No, I was not at the American Copy Editors Society event in Philadelphia this past week and weekend. But given the occasion, I thought we should take a look at headlines that were surely the responsibility of their lesser colleagues — if a copy editor touched these masterpieces at all.
This edition features some headlines that are more bothersome than evil (but not the first headline); they suffer perhaps more from not having an editor’s eye than from a bad editor. That doesn’t make it better, and it’s but one problem ACES can hopefully confront.
- USC board could lose lone black (Augusta Chronicle version of AP story, April 14, 2010)
Absolutely astonishing. I think we all know what’s wrong with this. And there are just so many easy fixes. Here’s just one, albeit with a missing comma.
- Man jumps off I-94 overpass near Michigan City (WSBT-TV, South Bend, Ind., April 7, 2010)
He must have died, right? Well … maybe. He probably wasn’t doing it as a stunt or as part of an athletic activity, right? Well … maybe. Turns out he merely injured his ankles and legs. I wouldn’t say somebody jumping off of an overpass isn’t news, but outcome is important. The story errs further by not telling us how high up this overpass was. The only silver lining? The man said he was trying to kill himself; the headline made no hay with that.
- Saginaw cheerleaders disciplined, urine in sodas ( AP via Houston Chronicle, April 8, 2010)
You may have heard of a story of cheerleaders spiking teammates’ sodas. Well, this headline sort of says that happened, but it suffers from poor punctuation and syntax. What does the sentence mean grammatically? Well, it could be cheerleaders disciplined, and separately, all the sodas there have urine in them. In the worst-case scenario, it could be read as the cheerleaders receiving discipline in the form of urine in sodas. Now, that may create a whole new type of Web visitor to the Chronicle website, but I don’t know it’s an audience the paper’s seeking.
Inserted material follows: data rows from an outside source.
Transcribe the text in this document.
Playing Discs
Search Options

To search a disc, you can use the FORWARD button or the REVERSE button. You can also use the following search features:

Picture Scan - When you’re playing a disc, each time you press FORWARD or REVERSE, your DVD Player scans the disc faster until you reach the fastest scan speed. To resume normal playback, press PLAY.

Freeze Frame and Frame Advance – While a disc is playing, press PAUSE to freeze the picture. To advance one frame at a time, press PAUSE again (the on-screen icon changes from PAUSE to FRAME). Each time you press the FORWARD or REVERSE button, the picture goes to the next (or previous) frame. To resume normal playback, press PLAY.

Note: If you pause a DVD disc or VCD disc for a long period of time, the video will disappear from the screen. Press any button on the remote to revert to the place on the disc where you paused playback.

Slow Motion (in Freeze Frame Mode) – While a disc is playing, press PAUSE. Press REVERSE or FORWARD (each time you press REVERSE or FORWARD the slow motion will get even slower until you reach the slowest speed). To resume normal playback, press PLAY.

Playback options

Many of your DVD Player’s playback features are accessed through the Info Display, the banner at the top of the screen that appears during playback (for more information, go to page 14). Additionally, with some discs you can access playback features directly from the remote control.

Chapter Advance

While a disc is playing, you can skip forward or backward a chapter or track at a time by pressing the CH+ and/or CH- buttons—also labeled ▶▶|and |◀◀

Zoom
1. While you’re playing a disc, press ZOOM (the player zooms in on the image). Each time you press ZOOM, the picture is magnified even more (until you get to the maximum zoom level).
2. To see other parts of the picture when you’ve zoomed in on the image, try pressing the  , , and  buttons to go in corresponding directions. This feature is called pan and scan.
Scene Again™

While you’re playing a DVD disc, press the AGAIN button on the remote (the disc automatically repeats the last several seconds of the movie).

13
- Child reported missing in stolen car found (Cincinnati Enquirer, April 6, 2010)The word “is” is a magical word, but it is apparently mysterious to headline writers. Unlike former President Clinton, they would rather omit “is” than think about it. Here, a simple fix is “is found.” The word order could be improved, but the connections are there — there was a child who was reported missing after a car was stolen, but the child has been found.
Will most people be confused here? Maybe not, you’d say. But there are multiple avenues to confusion. One is the beginning: “Child reported missing” will get readers thinking this is a new case. Of course, it’s not. The rest of the headline, if read literally and/or without full attention, reads much like a stolen car was found, and the child that was expected there was missing. Regardless, a terrible gateway into a fascinating (and creepy) story.
- Utah students connect with Anne Frank (Salt Lake Tribune, April 14, 2010)Apparently, there was a seance, or she re-enacted Jesus appearing to the disciples after his death. The worst headline ever? No. But it’s still lacking.
- Bourne again: Man accused of threatening tax commission (Salt Lake Tribune, April 13, 2010)Ah, Salt Lake is on a roll. The “Bourne” connection is somewhat substantiated way down in the story, where the threat-maker alluded to events from one of the trilogy’s films. The headline still needed, at the least, “Bourne” in quotes to make that connection clear. But “Bourne again”? It’s not a religious-based threat, there’s no mention of religion or of born-again Christianity, and Jason Bourne the character certainly was not one. The threat-maker is also not named “Bourne,” in case you wondered. Just on stereotypes alone, I’m all surprised Salt Lake’s paper would make this sort of headline blunder.